As a single parent when dd still saw her dad I had the same problem as in her dad just let her do what she liked and he didn't care for her properly and she came back from contact with her head all over the place! I'd then have to pick up the pieces of a confused, frightened, exhausted little girl usually an upset stomach too (combination of anxiety, lack of sleep and too much crap food at crazy times!) and at times she'd lash out.
Kids NEED boundaries, they may not like them "in the moment" but they make them feel secure, confident and loved.
On another thread recently I was talking about my dd having more freedom as she got older (into teen years) yet her peers at the same age who's parents hadn't enforced boundaries at a younger stage were going a bit wild and their parents were tearing their hair out and TRYING to rein them in, it was very much a case of "too little too late" dh REALLY needs to get a handle on this soon or when puberty hormones start kicking in you're going to have even more difficulty especially as it's a boy you're dealing with and they need to really control especially "violent" impulses.
Dh is really doing him no favours long term.
And alllll that is without even CONSIDERING how your dc are going to feel seeing this child getting away with (almost literally!) murder and they're getting a bollocking for as they will likely see it "the slightest thing" that will breed resentment and serious dysfunction - it's essentially the extreme golden child and scapegoat set up!

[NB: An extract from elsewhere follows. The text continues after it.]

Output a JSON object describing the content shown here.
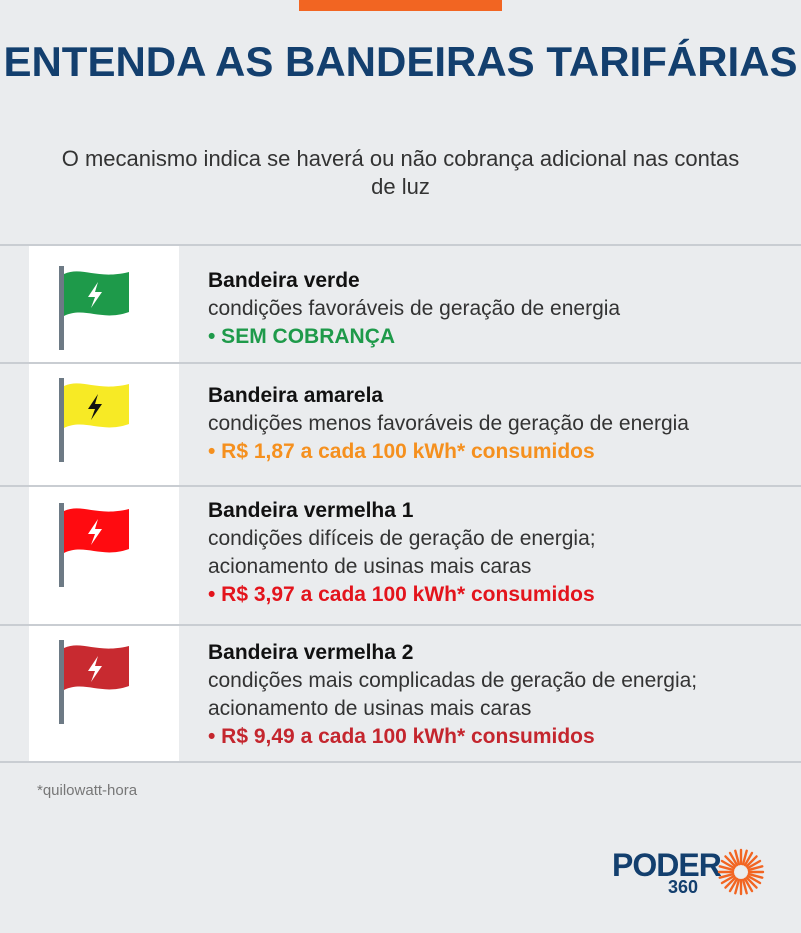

And I'm betting your eldest will be the main scapegoat! Just read the "stately homes" threads on here to see the adult ramifications of that!
https://www.google.co.uk/amp/s/www.theodysseyonline.com/amp/7-reasons-why-being-the-golden-child-isnt-so-golden-2478390217
See point 5 in particular
The bullying point is a good one! Other kids won't tiptoe around him and if they sense his "weakness" it'll make him a prime target!
One of my dn's was like this, the messed up parenting admittedly started as they were premature snd very poorly for the first few years of life so understandably they were over protective, but when they started primary school his lack of resilience was noticed by the school (would cry even if asked to answer a simple question eg when going around the class answering on times tables) and brought up with the parents.
Parents initially very defensive but myself and other relatives, hopefully gently basically said we could understand why they were upset BUT the school was right. We'd tried raising it with them before to no avail and I certainly didn't treat them differently if I was watching dd and her cousins but I knew the likely response and "jollied" them out of it AFTER they calmed down so not a reward or placatory.
What's interesting is despite my being the "strict" one out of their parents' siblings they loved coming with me and even asked for me to be the sitter/minder when given a choice. I HOPE it's because I am also lots of fun and that my love for them is what they most feel from me.
How do the other dc respond to dh telling them off?
His nonsense that he treats them the same - I'd be sorely tempted to video him telling your dc off and telling his off so it'll be harder to deny the stark difference!
Interesting idea almost mooted by a pp - if he thinks how he "disciplines" his son then he "disciplines" the other dc in exactly the same way? I'm not suggesting you put this into practice but posit it as a suggestion to him and see how he responds, my guess is he'll try and say it's not good enough or stringent enough - well if it's good enough for dss...
In fact one of the main ways he seeks attention and validation is by demonstrating how good he is.
Again - see advice and research on the damage being the golden child does. Are there other dc in his mother's home too?
This kid is SCREAMING out for boundaries and to properly feel part of your family.
DSS has another sibling at his mum's house, also toddler age.
I'm also not qualified to even guess at potential SN but I do have some knowledge of child psychology in neurotypical children and while I'm not ruling out SN I think just plain poor parenting and dysfunction is likely the cause.
I think family therapy would be a good start actually.